Saat diinterogasi, As mengaku memperoleh motor tersebut dari pria berinisial MA.
Sebelum membeli kendaraan itu, ia mengaku sempat mencocokkan nomor rangka dan nomor mesin dengan STNK untuk memastikan keaslian dokumen kendaraan.
Setelah dinyatakan sesuai, transaksi pembelian pun dilakukan.
Tak berhenti di situ, tim kembali melakukan pengembangan dan pada Kamis pagi, 14 Mei 2026 sekitar pukul 08.20 Wita, polisi berhasil mengamankan MA (38) di Desa Mosiku, Kecamatan Batu Putih, Kabupaten Kolaka Utara.
Dari hasil pemeriksaan awal, MA diduga menjual motor yang sebelumnya digelapkan An dari korban bernama Darwis.
Berdasarkan pengakuan para terduga pelaku, aksi tersebut dilakukan pada Senin, 28 Juli 2025 di Kelurahan Tuoy, Kecamatan Unaaha, Kabupaten Konawe.
Modus yang digunakan yakni menawarkan penjualan sepeda motor Honda CRF kepada korban.
Saat korban mengaku belum memiliki uang tunai, pelaku kemudian menawarkan sistem tukar tambah hingga korban datang membawa Yamaha R15 lengkap beserta surat-surat kendaraan.
Namun, setelah kendaraan dikuasai pelaku, motor tersebut diduga justru dialihkan dan dijual kembali.

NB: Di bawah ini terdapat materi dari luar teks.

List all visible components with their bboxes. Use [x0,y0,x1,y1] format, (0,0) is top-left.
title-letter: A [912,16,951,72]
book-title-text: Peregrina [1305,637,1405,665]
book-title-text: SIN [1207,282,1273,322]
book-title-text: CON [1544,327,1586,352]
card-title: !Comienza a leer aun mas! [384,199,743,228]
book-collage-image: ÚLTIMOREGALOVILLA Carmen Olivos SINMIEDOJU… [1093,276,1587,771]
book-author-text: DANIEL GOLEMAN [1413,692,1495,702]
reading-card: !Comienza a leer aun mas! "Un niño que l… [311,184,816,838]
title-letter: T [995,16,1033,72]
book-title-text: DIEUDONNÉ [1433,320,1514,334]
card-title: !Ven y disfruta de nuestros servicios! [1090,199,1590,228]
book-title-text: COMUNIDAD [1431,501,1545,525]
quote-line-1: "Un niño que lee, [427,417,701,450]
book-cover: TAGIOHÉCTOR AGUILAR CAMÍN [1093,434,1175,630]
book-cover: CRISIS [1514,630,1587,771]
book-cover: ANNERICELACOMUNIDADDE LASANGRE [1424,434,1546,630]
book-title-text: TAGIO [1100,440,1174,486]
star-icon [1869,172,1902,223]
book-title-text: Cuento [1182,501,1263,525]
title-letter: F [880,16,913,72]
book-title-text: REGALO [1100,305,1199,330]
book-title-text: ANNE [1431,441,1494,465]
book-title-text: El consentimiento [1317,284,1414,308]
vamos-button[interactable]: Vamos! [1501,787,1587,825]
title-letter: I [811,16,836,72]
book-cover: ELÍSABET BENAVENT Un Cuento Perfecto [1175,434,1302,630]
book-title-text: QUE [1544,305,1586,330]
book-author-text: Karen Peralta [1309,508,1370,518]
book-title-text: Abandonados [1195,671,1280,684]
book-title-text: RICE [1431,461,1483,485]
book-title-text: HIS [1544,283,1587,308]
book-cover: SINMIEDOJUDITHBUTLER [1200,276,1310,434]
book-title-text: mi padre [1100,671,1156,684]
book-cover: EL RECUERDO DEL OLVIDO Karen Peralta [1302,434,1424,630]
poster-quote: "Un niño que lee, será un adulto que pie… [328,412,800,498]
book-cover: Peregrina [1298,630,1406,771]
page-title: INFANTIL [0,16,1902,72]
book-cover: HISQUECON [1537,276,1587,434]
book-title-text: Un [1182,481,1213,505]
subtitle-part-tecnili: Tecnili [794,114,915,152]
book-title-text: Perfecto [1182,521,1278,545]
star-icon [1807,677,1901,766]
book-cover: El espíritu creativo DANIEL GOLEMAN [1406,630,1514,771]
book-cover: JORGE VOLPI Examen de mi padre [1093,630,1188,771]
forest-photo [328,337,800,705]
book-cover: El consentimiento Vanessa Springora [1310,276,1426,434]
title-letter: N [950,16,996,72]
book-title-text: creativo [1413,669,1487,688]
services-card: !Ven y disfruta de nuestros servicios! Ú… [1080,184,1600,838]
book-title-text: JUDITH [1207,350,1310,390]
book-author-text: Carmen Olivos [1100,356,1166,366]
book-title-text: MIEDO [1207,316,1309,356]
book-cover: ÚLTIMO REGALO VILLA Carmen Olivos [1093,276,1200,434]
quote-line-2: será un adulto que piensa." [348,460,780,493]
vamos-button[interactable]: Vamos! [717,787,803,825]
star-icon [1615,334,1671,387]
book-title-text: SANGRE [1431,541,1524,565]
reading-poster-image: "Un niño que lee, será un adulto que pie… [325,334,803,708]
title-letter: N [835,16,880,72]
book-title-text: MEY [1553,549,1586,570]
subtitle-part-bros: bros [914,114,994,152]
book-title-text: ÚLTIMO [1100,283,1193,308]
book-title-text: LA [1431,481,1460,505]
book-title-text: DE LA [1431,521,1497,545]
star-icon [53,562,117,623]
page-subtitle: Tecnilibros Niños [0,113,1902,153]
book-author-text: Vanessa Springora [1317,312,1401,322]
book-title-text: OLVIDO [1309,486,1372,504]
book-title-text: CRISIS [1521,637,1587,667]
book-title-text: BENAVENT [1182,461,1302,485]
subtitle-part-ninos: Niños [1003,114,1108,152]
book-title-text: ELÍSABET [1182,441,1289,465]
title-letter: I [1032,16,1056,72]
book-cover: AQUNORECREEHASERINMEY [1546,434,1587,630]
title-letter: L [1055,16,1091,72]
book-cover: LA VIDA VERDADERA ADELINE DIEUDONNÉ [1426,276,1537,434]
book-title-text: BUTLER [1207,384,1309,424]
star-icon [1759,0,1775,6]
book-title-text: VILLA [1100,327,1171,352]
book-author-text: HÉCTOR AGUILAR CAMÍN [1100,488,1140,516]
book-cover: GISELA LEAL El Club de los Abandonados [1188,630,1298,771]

Aksi itupun akhirnya terbongkar, setelah korban Darwis melaporkan kejadian tersebut ke pihak kepolisian.
Kasat Reskrim Polres Konawe, AKP Muh. Jefri Hamzah, S.Tr.K, S.I.K, MH mengatakan, saat ini tim Resmob masih melakukan interogasi dan pendalaman lebih lanjut terhadap para terduga pelaku.
“Untuk sementara, kami telah mengamankan satu unit sepeda motor Yamaha R15 V3 sebagai barang bukti. Tim masih terus melakukan pemeriksaan dan pengembangan lebih lanjut,” kata Kasat Reskrim, Jumat 15/5/2026.
Selain itu, Satreskrim Polres Konawe juga berkomitmen untuk menindak tegas segala bentuk tindak pidana yang terjadi di wilayah hukumnya.
“Tidak ada ruang bagi pelaku kriminal di Konawe,” tegasnya.
Kedua terduga pelaku kini telah diamankan di Polres Konawe guna menjalani pemeriksaan lebih lanjut terkait dugaan tindak pidana penipuan dan atau penggelapan kendaraan bermotor tersebut.